Low: 96 kbps (Ogg Vorbis) — mobile data saver
Normal: 160 kbps (Ogg Vorbis) — default quality
High: 320 kbps (Ogg Vorbis) — premium tier

Spotify uses Ogg Vorbis for streaming; Apple Music uses AAC. Both are lossy but perceptually excellent at 160+ kbps.

Chunked streaming: Songs are split into ~10-second chunks, similar to HLS/DASH for video. This enables:

Adaptive bitrate: Switch quality mid-song based on bandwidth
Fast start: Begin playback after buffering just 1-2 chunks (~200ms)
Pre-fetch: Start loading the next track's first chunks while the current song is still playing (gapless playback)
Seek: Jump to any point without downloading the entire file

▸ Audio streaming: chunked delivery

Click chart to zoom

Play flow: the client gets a manifest, then streams chunks from the CDN. Cache misses fall through to the origin object store.

Recommendation Engine

Personalized recommendations are the killer feature that keeps users on the platform.

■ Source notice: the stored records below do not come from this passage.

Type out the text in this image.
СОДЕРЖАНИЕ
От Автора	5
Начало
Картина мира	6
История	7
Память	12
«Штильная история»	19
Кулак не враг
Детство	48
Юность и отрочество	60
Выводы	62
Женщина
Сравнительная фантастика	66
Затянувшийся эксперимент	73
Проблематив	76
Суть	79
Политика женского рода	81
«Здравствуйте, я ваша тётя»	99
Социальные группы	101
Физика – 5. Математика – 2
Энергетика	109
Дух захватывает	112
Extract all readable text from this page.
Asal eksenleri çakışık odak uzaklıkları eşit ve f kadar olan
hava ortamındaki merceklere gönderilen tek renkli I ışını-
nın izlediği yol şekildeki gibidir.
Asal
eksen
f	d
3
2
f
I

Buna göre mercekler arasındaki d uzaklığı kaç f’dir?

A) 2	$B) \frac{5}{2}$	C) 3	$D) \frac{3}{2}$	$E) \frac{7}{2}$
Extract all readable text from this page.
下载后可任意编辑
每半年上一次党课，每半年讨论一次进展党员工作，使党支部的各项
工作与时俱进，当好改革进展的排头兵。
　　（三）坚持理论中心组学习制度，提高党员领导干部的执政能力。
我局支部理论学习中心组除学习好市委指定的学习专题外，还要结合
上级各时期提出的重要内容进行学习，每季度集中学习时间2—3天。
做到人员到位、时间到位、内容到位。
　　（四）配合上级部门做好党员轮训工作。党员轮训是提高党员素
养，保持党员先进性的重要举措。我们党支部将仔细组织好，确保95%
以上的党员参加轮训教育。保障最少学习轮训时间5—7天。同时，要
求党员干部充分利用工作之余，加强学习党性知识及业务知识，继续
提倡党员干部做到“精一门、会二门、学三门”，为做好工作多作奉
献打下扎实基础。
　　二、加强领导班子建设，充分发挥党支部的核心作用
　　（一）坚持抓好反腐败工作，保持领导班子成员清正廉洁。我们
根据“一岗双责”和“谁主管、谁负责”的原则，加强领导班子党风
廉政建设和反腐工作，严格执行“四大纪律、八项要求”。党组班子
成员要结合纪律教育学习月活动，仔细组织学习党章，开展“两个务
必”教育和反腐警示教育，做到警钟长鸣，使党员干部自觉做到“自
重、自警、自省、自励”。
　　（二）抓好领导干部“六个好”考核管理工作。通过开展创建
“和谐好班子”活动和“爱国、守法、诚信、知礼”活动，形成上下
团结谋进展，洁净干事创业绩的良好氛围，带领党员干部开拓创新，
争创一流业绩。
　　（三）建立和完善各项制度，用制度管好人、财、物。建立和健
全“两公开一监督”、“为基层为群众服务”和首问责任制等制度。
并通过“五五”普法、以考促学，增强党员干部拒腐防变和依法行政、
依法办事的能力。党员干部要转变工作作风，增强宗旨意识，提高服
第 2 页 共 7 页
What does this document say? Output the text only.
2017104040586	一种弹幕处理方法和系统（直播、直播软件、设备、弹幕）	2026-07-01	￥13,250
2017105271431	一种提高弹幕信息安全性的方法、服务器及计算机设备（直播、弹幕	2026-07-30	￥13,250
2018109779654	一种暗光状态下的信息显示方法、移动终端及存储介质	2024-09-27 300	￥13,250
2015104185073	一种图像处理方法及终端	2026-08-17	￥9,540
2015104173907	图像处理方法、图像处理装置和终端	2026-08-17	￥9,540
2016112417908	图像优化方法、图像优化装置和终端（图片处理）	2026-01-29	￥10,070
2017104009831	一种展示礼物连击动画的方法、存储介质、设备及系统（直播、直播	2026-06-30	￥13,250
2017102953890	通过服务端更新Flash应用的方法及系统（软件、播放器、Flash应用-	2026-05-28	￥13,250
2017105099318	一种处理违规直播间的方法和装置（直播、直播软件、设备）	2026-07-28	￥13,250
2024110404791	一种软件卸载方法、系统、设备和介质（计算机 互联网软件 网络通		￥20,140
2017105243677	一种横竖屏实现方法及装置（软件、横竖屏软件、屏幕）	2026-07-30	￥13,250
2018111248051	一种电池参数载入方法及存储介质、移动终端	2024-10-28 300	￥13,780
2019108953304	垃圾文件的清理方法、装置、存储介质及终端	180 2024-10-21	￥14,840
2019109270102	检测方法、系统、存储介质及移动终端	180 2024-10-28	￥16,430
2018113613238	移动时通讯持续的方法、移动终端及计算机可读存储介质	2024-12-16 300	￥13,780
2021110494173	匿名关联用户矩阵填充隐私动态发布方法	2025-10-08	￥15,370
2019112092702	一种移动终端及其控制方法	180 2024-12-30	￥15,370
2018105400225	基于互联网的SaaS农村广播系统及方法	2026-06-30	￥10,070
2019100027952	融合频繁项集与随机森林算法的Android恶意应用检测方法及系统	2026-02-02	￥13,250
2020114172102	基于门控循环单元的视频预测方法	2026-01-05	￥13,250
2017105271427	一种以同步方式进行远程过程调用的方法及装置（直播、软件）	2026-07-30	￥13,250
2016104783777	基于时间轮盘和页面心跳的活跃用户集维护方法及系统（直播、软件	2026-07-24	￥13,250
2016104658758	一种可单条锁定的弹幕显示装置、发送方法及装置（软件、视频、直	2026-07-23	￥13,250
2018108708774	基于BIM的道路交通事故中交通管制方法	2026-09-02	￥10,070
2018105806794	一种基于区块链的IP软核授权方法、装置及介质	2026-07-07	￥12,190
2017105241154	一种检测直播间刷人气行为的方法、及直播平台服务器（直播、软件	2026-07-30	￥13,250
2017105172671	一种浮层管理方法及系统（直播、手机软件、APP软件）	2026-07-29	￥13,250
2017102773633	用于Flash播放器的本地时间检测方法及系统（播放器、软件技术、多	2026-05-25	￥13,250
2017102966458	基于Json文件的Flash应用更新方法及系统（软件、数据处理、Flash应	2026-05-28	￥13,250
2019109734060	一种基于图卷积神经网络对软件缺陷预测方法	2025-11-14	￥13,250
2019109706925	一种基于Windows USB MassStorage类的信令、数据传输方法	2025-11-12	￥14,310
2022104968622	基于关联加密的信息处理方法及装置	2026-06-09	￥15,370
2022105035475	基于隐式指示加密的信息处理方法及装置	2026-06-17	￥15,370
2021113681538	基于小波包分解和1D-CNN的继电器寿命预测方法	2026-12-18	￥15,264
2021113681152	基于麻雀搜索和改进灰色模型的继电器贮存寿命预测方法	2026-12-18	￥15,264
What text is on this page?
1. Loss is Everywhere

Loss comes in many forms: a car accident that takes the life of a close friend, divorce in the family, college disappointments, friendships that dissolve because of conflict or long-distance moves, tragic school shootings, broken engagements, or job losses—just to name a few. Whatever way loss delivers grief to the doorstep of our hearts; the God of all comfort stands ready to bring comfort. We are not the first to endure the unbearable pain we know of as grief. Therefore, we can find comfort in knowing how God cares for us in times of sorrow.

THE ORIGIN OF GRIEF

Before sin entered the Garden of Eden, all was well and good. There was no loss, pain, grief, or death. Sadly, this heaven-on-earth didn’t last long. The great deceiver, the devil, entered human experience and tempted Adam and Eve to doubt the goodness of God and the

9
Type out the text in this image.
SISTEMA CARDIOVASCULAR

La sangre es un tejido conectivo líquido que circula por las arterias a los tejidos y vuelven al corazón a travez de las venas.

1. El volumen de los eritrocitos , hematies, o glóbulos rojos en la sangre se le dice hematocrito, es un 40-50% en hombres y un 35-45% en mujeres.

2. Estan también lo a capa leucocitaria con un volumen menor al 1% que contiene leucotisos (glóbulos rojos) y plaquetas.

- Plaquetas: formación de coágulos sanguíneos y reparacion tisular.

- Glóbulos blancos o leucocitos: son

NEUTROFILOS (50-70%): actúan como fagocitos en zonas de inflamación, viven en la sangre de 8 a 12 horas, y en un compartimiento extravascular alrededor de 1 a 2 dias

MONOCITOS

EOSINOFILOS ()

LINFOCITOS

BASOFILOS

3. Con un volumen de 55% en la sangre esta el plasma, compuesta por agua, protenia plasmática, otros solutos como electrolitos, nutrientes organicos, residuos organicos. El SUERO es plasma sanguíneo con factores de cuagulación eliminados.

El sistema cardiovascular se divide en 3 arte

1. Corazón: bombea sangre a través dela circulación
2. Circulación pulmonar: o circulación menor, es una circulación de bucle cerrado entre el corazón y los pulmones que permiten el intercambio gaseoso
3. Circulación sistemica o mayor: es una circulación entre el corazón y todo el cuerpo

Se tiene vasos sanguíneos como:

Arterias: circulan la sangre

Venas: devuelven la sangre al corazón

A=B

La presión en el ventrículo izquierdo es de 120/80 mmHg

Spotify's Discover Weekly uses a multi-stage pipeline:

Collaborative Filtering:

"Users who liked song X also liked song Y"
Matrix factorization on the user-song interaction matrix (billions of plays)
Works well for popular songs but struggles with new/niche tracks (cold start problem)

Content-Based Filtering:

Analyze audio features: tempo, key, energy, danceability, acousticness
Use deep learning models on raw audio spectrograms
Solves the cold start problem — new songs can be recommended based on their audio features

Hybrid Approach:

Combine collaborative and content-based signals
Add contextual features: time of day, listening history, skip patterns
Re-rank with business rules (boost new releases, licensed content)
Spotify runs this pipeline weekly for Discover Weekly, daily for Daily Mix

▸ Recommendation engine pipeline

Playlist Management & Offline Sync

Playlists:

Stored as ordered lists of song IDs in a database
Support collaborative playlists (multiple editors) with operational transforms or CRDTs for conflict resolution
200M operations/day means ~2,300 writes/second — manageable with sharding by user_id

Offline Download:

Songs are downloaded encrypted (DRM) to the device
Playback requires a valid license token (checked periodically when online)
Sync service tracks which songs are cached locally and handles cleanup when storage is low

Royalty & Licensing:

Every stream is logged for royalty calculations
Stream events go to a Kafka pipeline for aggregation
Royalties are calculated per-stream based on licensing agreements (pro-rata or user-centric model)

▸ Full architecture

Note: Interview tip: The CDN is the hero of music streaming. Emphasize that audio chunks are cached at edge nodes worldwide, and the client pre-fetches the next track's first chunks while the current song plays. This is how you achieve <200ms playback start and gapless transitions — two things interviewers love to hear about.